Allerlei zum Skaterhelm

Skaten – Hobby und Lebensgefühl zugleich

Skaten ist Fortbewegung auf einem Brett mit vier Rollen – oder hängt da noch mehr dran? Es ist ein beliebtes Hobby und inwzischen auch ein durchaus anspruchsvoller Sport, der zurzeit sehr im Trend ist. Entstanden ist das Skaten in den USA, als Surfer in Kalifornien ihr Surfbrett mit Rollschuhrädern versahen. Das war in den 50er Jahren des 20. Jahrhunderts. Wie beliebt das Skaten inzwischen ist, zeigen Schätzungen, denen zufolge in Deutschland aktuell eine Million Skate- und Longboardfahrer sowie Inline-Skater ihrem rasanten Hobby nachgehen. Skaten ist ein Lebensgefühl, ein Lifestyle. Der “Freestyle” ist Ihnen sicherlich ein Begriff. Worum genau es sich dabei handelt, wird weiter unten im Text erklärt. Fakt ist: Die “richtige” Kleidung und sogar bestimmte Musik gehören einfach dazu.

Geskatet wird in den Innenstädten, in Parkanlagen und in Skateanlagen.

Ohne Stürze geht es dabei leider nicht ab. Ein hochwertiger, gut sitzender Skaterhelm bietet Ihnen einen echten Schutz vor Kopfverletzungen. Hier stellt sich vielen die Frage: Welcher Skatehelm ist der richtige? Kann ich stattdessen auch einen Fahrradhelm oder einen BMX Helm verwenden? Worauf muss ich achten, wenn ich einen wirklich guten Skaterhelm kaufen möchte? Ein fundiert durchgeführter und ausgewerteter Skateboard Helm Test liefert Ihnen erste Antworten. Darüber hinaus bieten wir Ihnen im Folgenden wichtige und interessante Informationen zum Thema Skaterhelm.

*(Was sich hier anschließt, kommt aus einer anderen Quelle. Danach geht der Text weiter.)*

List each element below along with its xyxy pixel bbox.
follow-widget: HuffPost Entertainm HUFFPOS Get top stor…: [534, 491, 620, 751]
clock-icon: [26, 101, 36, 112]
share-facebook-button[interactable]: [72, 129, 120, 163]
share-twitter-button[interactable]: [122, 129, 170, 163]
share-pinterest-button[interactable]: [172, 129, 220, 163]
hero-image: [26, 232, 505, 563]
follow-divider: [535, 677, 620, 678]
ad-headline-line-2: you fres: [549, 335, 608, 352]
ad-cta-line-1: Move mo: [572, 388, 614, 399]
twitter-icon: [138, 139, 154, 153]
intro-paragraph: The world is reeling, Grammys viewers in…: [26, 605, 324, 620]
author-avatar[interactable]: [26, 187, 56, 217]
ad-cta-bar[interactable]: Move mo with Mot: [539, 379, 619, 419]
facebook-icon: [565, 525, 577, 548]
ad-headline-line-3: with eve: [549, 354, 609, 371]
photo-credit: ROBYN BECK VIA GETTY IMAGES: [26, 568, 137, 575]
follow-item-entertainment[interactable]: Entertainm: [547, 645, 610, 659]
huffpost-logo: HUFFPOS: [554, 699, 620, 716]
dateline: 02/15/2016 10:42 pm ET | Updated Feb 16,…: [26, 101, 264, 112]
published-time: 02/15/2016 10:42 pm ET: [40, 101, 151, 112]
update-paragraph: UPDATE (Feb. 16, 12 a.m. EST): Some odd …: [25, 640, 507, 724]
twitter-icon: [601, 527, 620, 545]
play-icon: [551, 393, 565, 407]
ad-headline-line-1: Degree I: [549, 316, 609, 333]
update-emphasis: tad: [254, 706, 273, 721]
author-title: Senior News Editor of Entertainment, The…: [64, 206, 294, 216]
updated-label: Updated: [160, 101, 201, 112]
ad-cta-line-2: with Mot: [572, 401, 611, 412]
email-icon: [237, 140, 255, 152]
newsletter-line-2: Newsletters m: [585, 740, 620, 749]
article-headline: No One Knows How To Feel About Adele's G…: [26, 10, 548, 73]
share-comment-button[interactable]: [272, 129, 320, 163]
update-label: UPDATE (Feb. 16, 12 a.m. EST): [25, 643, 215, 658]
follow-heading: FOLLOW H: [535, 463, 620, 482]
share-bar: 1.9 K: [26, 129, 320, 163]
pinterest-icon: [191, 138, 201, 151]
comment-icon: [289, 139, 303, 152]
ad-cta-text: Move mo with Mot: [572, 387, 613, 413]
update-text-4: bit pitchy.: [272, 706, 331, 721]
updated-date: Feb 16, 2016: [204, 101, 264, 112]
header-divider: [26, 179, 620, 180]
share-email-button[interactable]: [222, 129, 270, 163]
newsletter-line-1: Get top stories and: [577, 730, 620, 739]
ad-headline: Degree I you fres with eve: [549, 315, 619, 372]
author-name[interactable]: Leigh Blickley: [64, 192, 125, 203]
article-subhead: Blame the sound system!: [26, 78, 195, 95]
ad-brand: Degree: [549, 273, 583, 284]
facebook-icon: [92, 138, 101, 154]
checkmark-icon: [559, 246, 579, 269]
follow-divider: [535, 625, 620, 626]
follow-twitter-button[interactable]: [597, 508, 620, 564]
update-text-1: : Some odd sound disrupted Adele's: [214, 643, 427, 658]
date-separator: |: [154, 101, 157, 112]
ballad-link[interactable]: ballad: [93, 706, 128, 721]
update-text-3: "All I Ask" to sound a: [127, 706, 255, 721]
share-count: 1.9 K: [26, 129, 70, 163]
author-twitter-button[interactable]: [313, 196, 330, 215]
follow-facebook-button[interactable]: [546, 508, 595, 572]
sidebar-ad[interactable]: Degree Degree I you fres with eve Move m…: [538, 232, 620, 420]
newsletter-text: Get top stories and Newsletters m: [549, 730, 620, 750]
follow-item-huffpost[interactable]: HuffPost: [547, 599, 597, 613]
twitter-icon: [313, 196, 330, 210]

Welche verschiedenen Arten von Skaterhelmen gibt es?

Fahrradhelme wurden konstruiert für Radfahrer, die relativ schnell unterwegs sind. Stürze können entsprechend heftig ausfallen, und zwar nach vorn in Fahrtrichtung. Ein Fahrradhelm ist daher so konstruiert, dass er in erster Linie den vorderen und oberen Kopfbereich schützt.

Rennradhelme sind den gewohnten Fahrradhelmen sehr ähnlich, bringen aber aufgrund der höheren Anforderungen noch zusätzliche Eigenschaften mit. So sind sie leichter, aerodynamisch geformt und sorgen außerdem für eine gute Belüftung.

Speedskater oder Downhillskater sind in ähnlich rasantem Tempo unterwegs wie Rennradfahrer und beugen sich nach vorn. Wenn sie stürzen, stürzen sie in die gleiche Richtung wie Radfahrer. Die Anforderungen an einen Helm sind also dieselben; aus diesem Grund werden beim Speedskating vorwiegend Rennradhelme verwendet. Die hier verwendete In-Mold-Technologie bedeutet, dass der Hartschaum im Helminneren mit der Außenschale verschweißt und nicht nur verklebt wurde. Das verleiht dem Helm eine enorme Stabilität, außerdem spart es Gewicht, denn die Hardshell-Variante ist deutlich schwerer.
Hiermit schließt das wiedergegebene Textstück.